All covariates are drawn from hierachial distributions:

$$home \sim Normal(home\_mean, \sigma_{home})$$$$home\_mean \sim Normal(-.2, 1)$$$$\sigma_{home} \sim HalfNormal(.4)$$$$attack \sim StudentT(0, \sigma_{attack}, \nu_{attack})$$

$$\sigma_{attack} \sim HalfNormal(.8)$$ $$\nu_{attack} \sim Gamma(2, .01)$$

$$defense \sim StudentT(0, \sigma_{defense}, \nu_{defense})$$$$\sigma_{defense} \sim HalfNormal(.8)$$$$\nu_{defense} \sim Gamma(2, .01)$$$$segment \sim Normal(0, \sigma_{segment})$$

$$\sigma_{segment} \sim HalfNormal(1)$$

$$sitch \sim Normal(0, \sigma_{sitch})$$$$\sigma_{sitch} \sim HalfNormal(1)$$$$segment\_sitch \sim Normal(0, \sigma_{segment\_sitch})$$$$\sigma_{segment\_sitch} \sim HalfNormal(.5)$$

I bucket game situation into 5 buckets, representing the score differential from the attacking team's POV:

In [1]:
def score_differential_to_sitch(x):
    if x < -1:
        return 0
    elif x == -1:
        return 1
    elif x == 0:
        return 2
    elif x == 1:
        return 3
    elif x > 1:
        return 4

I fit the model in pymc3 using data from the 2017-2018 English Premier League season.

Results

The chart below uses the $segment$, $sitch$, and $segmentsitch$ parameters to show the tendency for an average team to generate xG based on game segment and situation, after controlling for team strengths. I've inverted the parameter signs so that higher values correspond with more xG generation; these are represented by lighter colors. The top half of the chart is lighter than the bottom half because teams that are down tend to generate more xG than those that are up. Also, the 2nd half of the game is generally lighter than the first, as games tend to "open up" in the 2nd half. The lightest square corresponds to the closing minutes of a game, for the team down by only one goal.

In [5]:
Image(os.path.join(CHART_DIR, 'game_sitch.png'))
Out[5]:

And as I mentioned in the motivation section, the danger of ignoring game situation when using xG to evaluate team strength is that you'll get upwardly-biased estimates of the strength of the weakest teams and downwardly-biased estimates of the strength of the strongest teams.
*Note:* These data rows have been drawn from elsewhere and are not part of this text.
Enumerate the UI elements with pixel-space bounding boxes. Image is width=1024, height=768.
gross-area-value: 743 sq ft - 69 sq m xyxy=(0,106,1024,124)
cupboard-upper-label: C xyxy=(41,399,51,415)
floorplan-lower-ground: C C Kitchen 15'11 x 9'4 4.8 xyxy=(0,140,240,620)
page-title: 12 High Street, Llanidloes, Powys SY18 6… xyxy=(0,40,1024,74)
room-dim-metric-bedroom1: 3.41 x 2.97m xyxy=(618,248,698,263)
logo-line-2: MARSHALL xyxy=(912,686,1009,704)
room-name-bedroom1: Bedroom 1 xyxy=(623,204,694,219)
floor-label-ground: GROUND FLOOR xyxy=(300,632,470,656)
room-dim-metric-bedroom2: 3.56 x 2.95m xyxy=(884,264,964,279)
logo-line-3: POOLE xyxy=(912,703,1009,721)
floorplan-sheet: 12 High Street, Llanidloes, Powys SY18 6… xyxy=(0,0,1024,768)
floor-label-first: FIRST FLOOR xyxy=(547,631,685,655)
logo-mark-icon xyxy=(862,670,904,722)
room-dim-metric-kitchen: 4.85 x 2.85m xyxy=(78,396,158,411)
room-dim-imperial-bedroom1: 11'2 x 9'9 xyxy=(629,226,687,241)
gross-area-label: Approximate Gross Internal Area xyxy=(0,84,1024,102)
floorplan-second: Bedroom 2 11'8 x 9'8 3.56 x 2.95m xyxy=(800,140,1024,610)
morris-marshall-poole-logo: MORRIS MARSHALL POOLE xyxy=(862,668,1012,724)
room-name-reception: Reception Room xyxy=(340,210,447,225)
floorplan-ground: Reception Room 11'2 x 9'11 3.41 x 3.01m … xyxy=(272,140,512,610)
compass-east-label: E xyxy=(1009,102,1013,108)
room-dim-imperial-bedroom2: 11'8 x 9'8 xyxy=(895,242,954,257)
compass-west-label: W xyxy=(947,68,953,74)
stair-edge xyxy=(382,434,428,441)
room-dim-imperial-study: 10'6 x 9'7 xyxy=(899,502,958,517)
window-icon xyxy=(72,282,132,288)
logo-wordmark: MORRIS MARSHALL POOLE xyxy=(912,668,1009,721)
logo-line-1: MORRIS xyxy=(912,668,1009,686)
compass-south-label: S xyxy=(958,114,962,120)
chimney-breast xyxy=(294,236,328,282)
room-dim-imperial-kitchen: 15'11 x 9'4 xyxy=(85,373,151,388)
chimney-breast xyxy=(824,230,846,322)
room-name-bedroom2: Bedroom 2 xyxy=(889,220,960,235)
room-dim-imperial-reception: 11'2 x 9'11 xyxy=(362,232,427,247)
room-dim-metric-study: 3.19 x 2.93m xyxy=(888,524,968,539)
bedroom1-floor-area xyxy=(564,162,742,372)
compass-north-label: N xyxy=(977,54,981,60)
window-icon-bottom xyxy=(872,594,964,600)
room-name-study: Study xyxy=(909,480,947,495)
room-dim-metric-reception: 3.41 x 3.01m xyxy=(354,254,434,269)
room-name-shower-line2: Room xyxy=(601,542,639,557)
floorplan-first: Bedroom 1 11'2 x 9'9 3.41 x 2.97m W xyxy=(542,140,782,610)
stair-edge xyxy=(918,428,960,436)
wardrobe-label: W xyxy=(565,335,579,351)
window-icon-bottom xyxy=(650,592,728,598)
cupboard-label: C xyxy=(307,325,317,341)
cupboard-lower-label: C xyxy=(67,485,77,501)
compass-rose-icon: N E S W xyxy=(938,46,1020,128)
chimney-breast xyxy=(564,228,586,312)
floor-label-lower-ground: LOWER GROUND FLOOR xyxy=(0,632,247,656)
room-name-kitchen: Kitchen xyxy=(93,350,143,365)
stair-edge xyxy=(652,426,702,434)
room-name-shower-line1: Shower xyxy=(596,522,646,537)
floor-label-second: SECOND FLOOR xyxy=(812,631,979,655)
To illustrate, I fit the same model on the same data, but without $segment$, $sitch$ or $segmentsitch$ parameters. The chart below shows the posterior distributions for the defending strength parameters from the two models. Again, I've inverted the paramater signs so that lower -> stronger xG Suppression. As anticipated, the model that ignores game situation tends to overestimate the strength of the weakest teams and underestimate the strength of the strongest.

In [6]:
Image(os.path.join(CHART_DIR, 'xg_suppress.png'))
Out[6]:

The corresponding chart for attacking strength shows the same phenomenon, but to a lesser degree.

In [7]:
Image(os.path.join(CHART_DIR, 'xg_gen.png'))
Out[7]:

Conclusion

Across sports, when using an effort-based outcome measure like goals, shots, or expected goals to measure team strengths, we need to control for the teams' levels of effort. We can't measure effort directly, but we can measure the game situation, which determines effort level. Indeed, we could add covariates to this model that also help determine effort level, such as whether the game was a must-win to avoid relegation. When we don't control for effort, we risk underestimating the strength of the strongest teams because the strongest teams often find themselves in situations where they don't need to give 100%. Similarly, we risk overestimating the strength of the weakest, because they are often in situations where their opponents aren't giving 100%.